L’implication des Maristes dans la société granbyenne est remarquable. Ils participent, par exemple, à la vie culturelle en aidant les jeunes du Club franco-canadien à produire des spectacles. Dans le but d’améliorer la formation des ouvriers, ils fondent aussi une École d’arts et métiers au début des années 1890. Mais leur plus grande réalisation demeure incontestablement la mise sur pied d’une École du soir, en novembre 1906, pour lutter contre l’analphabétisme. Dès l’ouverture des cours, une centaine d’étudiants s’y inscrivent; à la surprise générale, peu d’entre eux auront abandonné leurs études après les cinq mois réglementaires. La commission scolaire catholique, enthousiasmée par tant de succès, fournira dès l’année suivante aux frères maristes le local, le chauffage et l’éclairage. Avec 111 inscriptions à l’automne 1907, l’École du soir est devenue « le grand sujet de conversation dans notre classe ouvrière », indique le Journal de Waterloo. En avril 1908, lors de la distribution des prix marquant la fin des cours, plusieurs élèves, analphabètes au départ, ont pu lire, sous les applaudissements de la foule, des textes en français et en anglais.
L’expérience d’enseignement des frères maristes à Granby allait se terminer tragiquement. Dans la nuit du 4 au 5 janvier 1911, au cours de la période des vacances d’hiver, un incendie rase le collège et emporte dans la mort le frère Marie-Léoncien. Le collège Saint-Joseph en ruines, 530 élèves se retrouvent sans maison d’éducation. Pour ajouter à l’infortune, des désaccords surgissent entre la commission scolaire et les Maristes à propos du pensionnat et des conditions de la réouverture. D’un commun accord, mais avec un peu d’amertume de la part des frères, on préfère résilier l’entente de 1890. Les commissaires, qui doivent réagir rapidement, se tournent alors vers les Frères du Sacré-Cœur, qui acceptent les conditions refusées par les Maristes et reprennent en main l’éducation des garçons catholiques en septembre 1912.

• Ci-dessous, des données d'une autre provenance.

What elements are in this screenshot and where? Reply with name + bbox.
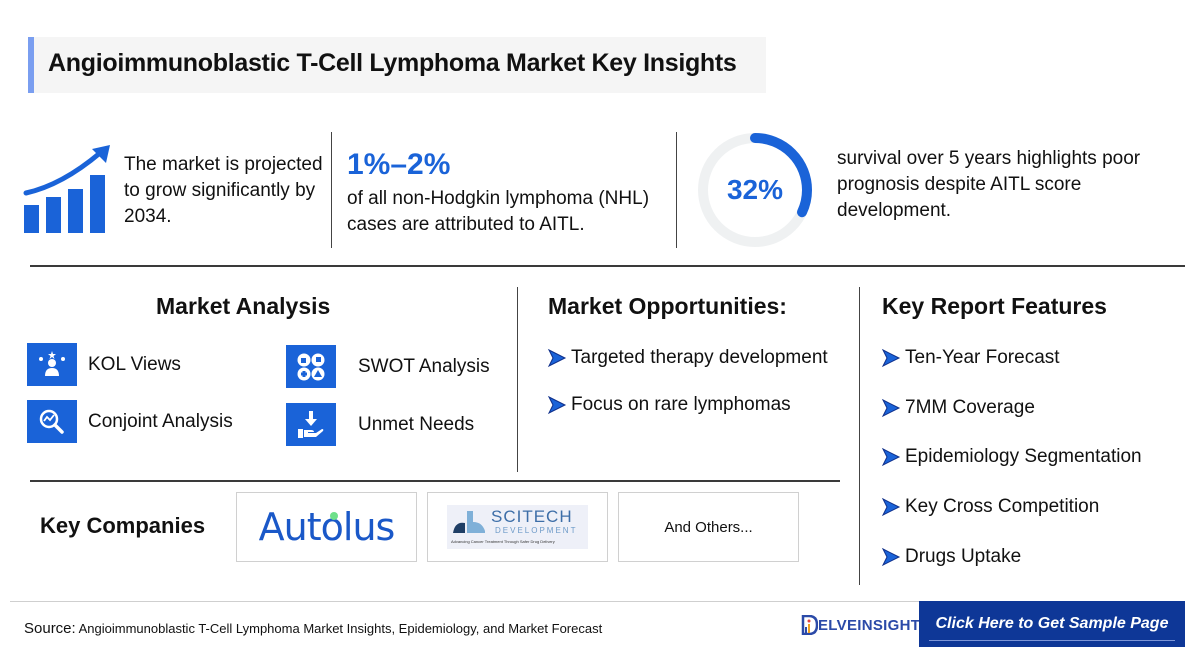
market-analysis-item-swot: SWOT Analysis [286,345,490,388]
feature-item: 7MM Coverage [881,397,1035,419]
page-title: Angioimmunoblastic T-Cell Lymphoma Marke… [48,49,737,77]
conjoint-analysis-icon [27,400,77,443]
conjoint-analysis-label: Conjoint Analysis [88,410,233,432]
opportunity-item: Focus on rare lymphomas [547,394,791,416]
donut-ring [698,133,812,247]
divider [676,132,677,248]
divider [331,132,332,248]
market-analysis-item-kol: KOL Views [27,343,181,386]
feature-item: Drugs Uptake [881,546,1021,568]
get-sample-page-button[interactable]: Click Here to Get Sample Page [919,601,1185,647]
unmet-needs-label: Unmet Needs [358,413,475,435]
kol-views-label: KOL Views [88,353,181,375]
chevron-right-icon [881,398,901,418]
source-note: Source: Angioimmunoblastic T-Cell Lympho… [24,620,602,637]
growth-chart-icon [23,145,110,233]
source-text: Angioimmunoblastic T-Cell Lymphoma Marke… [78,621,603,636]
kol-views-icon [27,343,77,386]
logo-dot-icon [330,512,338,520]
scitech-tagline: Advancing Cancer Treatment Through Safer… [451,539,555,544]
chevron-right-icon [881,348,901,368]
survival-value: 32% [726,174,784,205]
feature-label: Ten-Year Forecast [905,347,1060,368]
feature-item: Epidemiology Segmentation [881,446,1142,468]
chevron-right-icon [547,395,567,415]
chevron-right-icon [881,547,901,567]
scitech-sub: DEVELOPMENT [495,526,578,535]
nhl-share-stat: 1%–2% of all non-Hodgkin lymphoma (NHL) … [347,148,667,238]
chevron-right-icon [881,497,901,517]
cta-label: Click Here to Get Sample Page [935,615,1169,632]
scitech-mark-icon [453,511,485,533]
swot-label: SWOT Analysis [358,355,490,377]
market-analysis-item-conjoint: Conjoint Analysis [27,400,233,443]
company-logo-scitech: SCITECH DEVELOPMENT Advancing Cancer Tre… [427,492,608,562]
feature-label: Key Cross Competition [905,496,1100,517]
autolus-logo: Autolus [258,505,396,549]
divider [859,287,860,585]
opportunity-item: Targeted therapy development [547,347,828,369]
survival-text: survival over 5 years highlights poor pr… [837,148,1141,221]
scitech-name: SCITECH [491,507,573,526]
others-label: And Others... [664,518,753,536]
key-companies-label: Key Companies [40,513,206,538]
swot-icon [286,345,336,388]
scitech-logo: SCITECH DEVELOPMENT Advancing Cancer Tre… [447,505,588,549]
growth-text: The market is projected to grow signific… [124,154,323,227]
key-report-features-title: Key Report Features [882,293,1107,319]
market-analysis-title: Market Analysis [156,293,331,319]
survival-donut: 32% [695,130,815,250]
section-divider [30,480,840,482]
market-analysis-item-unmet: Unmet Needs [286,403,474,446]
unmet-needs-icon [286,403,336,446]
chevron-right-icon [547,348,567,368]
title-banner: Angioimmunoblastic T-Cell Lymphoma Marke… [28,37,766,93]
opportunity-label: Focus on rare lymphomas [571,394,791,415]
feature-label: Epidemiology Segmentation [905,446,1142,467]
nhl-share-value: 1%–2% [347,148,451,181]
divider [517,287,518,472]
delveinsight-mark-icon [801,615,818,635]
delveinsight-text: ELVEINSIGHT [818,616,921,634]
opportunity-label: Targeted therapy development [571,347,828,368]
feature-label: 7MM Coverage [905,397,1035,418]
market-opportunities-title: Market Opportunities: [548,293,787,319]
feature-item: Key Cross Competition [881,496,1099,518]
footer-divider [10,601,920,602]
delveinsight-logo: ELVEINSIGHT [800,615,920,635]
nhl-share-text: of all non-Hodgkin lymphoma (NHL) cases … [347,188,650,235]
company-others: And Others... [618,492,799,562]
chevron-right-icon [881,447,901,467]
feature-item: Ten-Year Forecast [881,347,1060,369]
company-logo-autolus: Autolus [236,492,417,562]
section-divider [30,265,1185,267]
feature-label: Drugs Uptake [905,546,1022,567]
source-label: Source: [24,620,76,637]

En 1953, sous la pression d’anciens élèves, les frères maristes reviennent à Granby pour prendre en charge les écoles primaires Saint-Benoît et Notre-Dame de Fatima et l’externat Mgr Prince. Relevant directement du séminaire de Saint-Hyacinthe, l’externat permettait aux garçons de Granby de suivre les quatre premières classes du cours classique, éléments latins, syntaxe, méthode et versification. Pour les frères, il s’agissait en quelque sorte d’un retour aux sources.